Enhanced thermoelectric cooling properties of Bi2Te3−xSex alloys fabricated by combining casting, milling and spark plasma sintering

Abstract

Bi2Te3−xSex alloys are extensively used for thermoelectric cooling around room temperature, but, previous studies have reported peak thermoelectric efficiency of the material at higher temperature around 450 K. This study presents the casting followed by high energy ball milling and spark plasma sintering as a thriving methodology to produce efficient and well-built Bi2Te3−xSex material for the thermoelectric cooling around room temperature.
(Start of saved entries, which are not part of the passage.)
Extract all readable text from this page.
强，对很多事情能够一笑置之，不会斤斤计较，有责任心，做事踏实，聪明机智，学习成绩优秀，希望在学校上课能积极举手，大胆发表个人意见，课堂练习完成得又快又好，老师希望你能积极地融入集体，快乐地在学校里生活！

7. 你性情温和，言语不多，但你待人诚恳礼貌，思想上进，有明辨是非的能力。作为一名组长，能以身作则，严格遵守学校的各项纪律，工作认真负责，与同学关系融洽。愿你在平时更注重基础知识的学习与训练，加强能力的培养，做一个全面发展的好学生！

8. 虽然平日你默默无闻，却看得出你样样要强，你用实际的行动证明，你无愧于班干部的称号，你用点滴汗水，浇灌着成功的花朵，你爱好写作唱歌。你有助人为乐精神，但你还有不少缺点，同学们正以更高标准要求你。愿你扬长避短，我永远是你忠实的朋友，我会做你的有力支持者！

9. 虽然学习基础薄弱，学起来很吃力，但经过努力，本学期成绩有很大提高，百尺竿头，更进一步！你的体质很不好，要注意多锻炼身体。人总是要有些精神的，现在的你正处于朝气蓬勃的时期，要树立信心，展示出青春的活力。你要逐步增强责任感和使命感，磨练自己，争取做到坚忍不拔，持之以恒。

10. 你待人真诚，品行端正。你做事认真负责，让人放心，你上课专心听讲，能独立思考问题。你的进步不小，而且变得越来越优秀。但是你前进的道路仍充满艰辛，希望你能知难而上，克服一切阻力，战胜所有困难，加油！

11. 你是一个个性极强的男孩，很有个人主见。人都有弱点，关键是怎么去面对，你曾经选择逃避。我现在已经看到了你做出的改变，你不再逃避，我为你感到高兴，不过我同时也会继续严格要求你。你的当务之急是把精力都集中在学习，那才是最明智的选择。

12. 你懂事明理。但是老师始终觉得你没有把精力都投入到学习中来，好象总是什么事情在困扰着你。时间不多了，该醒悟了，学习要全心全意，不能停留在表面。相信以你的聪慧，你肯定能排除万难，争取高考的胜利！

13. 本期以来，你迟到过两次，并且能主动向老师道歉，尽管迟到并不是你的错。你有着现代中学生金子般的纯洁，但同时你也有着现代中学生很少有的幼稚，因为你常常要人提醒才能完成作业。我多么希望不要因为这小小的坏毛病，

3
In addition, changes in electrical and thermal transport properties brought up by amount of Se in the Bi2Te3−xSex material for this methodology are measured and discussed. Although Seebeck coefficient and electrical conductivity showed irregular trend, power factor, thermal conductivity and figure of merit ZT gradually decreased with the increase in amount of Se. A maximum ZT value of 0.875 at 323 K was obtained for x = 0.15 sample owing to its higher power factor. This value is 17% and 38% greater than for x = 0.3 and x = 0.6 samples respectively. At 323 K, herein reported ZT value of 0.875 is higher than the state of art n-type Bi2Te3 based thermoelectric materials produced by the time consuming and expensive methodologies.